We recently had two clients that had a negative SRD rate in excess of 60%, and needed to lower it dramatically, or risk being suspended from the Return Path Certification program. They both analyzed their mailing practices and came up with two different ways to resolve their worsening SRD rate, improve their deliverability and turn their email program into something viewed favorably by their subscribers.
One of those clients was a social networking business. To bring their SRD rate to our certification standards, they decided to segment by mailing each message type from its own group of IP addresses. For example, transactional emails, like password resets, were sent from their own IP address. Member initiated emails were sent from another IP address and member-initiated invitations were sent from a different group of IPs. After going through this exercise, it was easy to see that their invitation mail stream, specifically their reminder email, had a disproportionate amount of negative SRD votes. They stopped sending the reminder email and their negative SRD rate dropped almost overnight to 20%. As a result, deliverability and engagement improved.
A publisher also saw that their SRD rates were in excess of 60%. They currently had a list size over 150 million subscribers. After doing some analysis, they determined that inactive subscribers represented a disproportionate amount of negative SRD votes. To resolve, they defined what active subscribers they wanted to keep and then dropped the rest. They went from over 150 million subscribers to just under 15 million highly active subscribers. Their negative SRD votes dropped from 61% to just 9.5%, or in better terms, over 90% of their subscribers viewed their email program favorably now. Not only did their SRD votes decline, but since the rate was well within the program limits, they experienced more consistent deliverability, as well as higher engagement through higher open and click rates.
The only way for any sender or marketer to find out their SRD rate is to enroll in the Return Path Certification program.
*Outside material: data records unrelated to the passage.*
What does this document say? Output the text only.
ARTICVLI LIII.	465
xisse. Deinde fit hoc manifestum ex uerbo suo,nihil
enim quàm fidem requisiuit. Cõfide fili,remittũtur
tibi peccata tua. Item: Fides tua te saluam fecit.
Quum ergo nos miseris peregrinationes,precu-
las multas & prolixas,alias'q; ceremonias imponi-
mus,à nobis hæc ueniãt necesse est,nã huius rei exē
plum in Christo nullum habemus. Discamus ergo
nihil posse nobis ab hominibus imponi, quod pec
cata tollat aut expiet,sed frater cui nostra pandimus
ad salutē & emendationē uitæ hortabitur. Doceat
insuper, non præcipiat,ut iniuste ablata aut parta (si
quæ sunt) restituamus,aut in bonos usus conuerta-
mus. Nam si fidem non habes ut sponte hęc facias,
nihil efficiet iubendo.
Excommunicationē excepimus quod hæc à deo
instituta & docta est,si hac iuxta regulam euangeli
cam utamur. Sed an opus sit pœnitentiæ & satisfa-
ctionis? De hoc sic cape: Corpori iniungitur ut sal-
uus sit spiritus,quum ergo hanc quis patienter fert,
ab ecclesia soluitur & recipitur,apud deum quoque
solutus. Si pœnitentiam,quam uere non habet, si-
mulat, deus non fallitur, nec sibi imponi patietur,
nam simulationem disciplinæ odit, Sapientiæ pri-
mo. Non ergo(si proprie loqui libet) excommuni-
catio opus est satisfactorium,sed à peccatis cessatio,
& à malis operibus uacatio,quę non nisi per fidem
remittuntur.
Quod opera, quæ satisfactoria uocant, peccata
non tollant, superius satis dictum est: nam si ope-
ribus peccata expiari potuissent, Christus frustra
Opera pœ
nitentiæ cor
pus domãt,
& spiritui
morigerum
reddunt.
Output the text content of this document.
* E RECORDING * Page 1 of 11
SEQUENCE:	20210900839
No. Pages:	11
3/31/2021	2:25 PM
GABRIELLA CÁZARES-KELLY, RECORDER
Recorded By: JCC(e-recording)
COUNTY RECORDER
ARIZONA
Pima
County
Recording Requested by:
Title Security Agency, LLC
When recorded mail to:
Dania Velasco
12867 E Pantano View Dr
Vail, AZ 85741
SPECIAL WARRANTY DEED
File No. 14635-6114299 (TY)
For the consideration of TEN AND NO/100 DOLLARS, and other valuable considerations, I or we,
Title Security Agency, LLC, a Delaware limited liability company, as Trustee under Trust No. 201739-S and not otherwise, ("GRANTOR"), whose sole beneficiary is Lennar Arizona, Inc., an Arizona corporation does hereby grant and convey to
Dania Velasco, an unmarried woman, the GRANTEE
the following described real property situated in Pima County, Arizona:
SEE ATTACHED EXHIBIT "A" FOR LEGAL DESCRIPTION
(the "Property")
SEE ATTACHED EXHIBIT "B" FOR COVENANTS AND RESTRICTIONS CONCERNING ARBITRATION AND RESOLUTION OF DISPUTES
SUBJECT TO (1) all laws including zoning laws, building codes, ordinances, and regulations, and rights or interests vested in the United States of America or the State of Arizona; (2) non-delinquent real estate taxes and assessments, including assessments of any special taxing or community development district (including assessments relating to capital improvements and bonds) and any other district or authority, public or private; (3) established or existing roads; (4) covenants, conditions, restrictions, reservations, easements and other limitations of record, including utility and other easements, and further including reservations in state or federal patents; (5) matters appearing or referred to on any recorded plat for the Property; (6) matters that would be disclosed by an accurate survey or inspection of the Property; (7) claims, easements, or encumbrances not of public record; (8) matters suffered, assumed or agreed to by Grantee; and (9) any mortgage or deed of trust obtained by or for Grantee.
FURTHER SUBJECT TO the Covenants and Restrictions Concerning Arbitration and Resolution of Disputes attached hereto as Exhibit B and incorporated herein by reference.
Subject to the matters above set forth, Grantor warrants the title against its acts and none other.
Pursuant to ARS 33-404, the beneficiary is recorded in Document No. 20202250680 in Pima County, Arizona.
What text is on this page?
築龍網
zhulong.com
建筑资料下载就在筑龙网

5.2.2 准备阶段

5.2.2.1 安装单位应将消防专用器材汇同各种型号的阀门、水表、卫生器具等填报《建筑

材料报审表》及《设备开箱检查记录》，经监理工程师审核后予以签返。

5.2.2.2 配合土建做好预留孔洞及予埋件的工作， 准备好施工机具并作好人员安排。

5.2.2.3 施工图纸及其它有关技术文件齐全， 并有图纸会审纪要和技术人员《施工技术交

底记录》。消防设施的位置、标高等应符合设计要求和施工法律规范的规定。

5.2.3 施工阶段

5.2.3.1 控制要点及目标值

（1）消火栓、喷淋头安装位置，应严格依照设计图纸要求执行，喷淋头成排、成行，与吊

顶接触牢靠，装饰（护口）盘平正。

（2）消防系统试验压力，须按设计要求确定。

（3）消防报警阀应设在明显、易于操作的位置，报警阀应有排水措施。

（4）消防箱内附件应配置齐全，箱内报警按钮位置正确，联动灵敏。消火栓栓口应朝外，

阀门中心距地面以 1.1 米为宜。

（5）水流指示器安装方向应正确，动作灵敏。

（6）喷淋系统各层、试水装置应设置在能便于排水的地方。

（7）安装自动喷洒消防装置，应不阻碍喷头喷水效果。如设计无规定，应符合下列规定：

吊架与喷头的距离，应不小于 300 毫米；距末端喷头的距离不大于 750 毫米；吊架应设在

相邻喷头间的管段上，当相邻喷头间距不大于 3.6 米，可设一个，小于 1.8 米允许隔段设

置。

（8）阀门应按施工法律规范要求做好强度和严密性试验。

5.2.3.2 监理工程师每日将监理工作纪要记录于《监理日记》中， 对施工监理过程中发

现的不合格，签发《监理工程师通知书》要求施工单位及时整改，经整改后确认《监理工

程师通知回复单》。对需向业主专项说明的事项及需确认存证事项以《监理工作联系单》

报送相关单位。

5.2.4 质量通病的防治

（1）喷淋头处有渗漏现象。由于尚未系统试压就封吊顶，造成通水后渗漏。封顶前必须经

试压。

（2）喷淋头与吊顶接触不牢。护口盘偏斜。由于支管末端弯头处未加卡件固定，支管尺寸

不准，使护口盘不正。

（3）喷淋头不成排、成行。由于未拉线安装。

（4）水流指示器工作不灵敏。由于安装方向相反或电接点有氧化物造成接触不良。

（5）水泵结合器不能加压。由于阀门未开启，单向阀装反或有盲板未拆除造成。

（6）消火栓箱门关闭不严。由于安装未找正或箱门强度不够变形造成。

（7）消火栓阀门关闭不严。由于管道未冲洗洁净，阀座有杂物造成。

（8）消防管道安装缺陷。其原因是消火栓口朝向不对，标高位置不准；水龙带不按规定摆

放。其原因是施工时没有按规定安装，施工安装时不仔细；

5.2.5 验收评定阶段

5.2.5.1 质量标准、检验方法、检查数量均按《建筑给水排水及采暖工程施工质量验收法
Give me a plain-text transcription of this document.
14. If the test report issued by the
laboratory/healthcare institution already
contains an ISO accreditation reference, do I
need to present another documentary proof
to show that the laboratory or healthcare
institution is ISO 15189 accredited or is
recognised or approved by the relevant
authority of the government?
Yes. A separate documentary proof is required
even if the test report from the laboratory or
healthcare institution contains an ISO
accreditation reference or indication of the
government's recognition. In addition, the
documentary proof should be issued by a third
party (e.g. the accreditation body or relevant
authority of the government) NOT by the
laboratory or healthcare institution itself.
You can use the “filter results” in Microsoft’s Smart Network Data Services (SNDS) as a proxy, but since so many other variables are at play with the “filter results” in that tool, it isn’t exactly the best method to use when trying to move your negative SRD votes lower since you can’t tell if your numbers are growing or shrinking. With Return Path Certification, you receive a daily report noting your SRD metric so it makes it much easier when measuring results since you are looking at your true SRD rate.
Have you experienced issues with negative SRD rates? What worked and what didn’t work for you?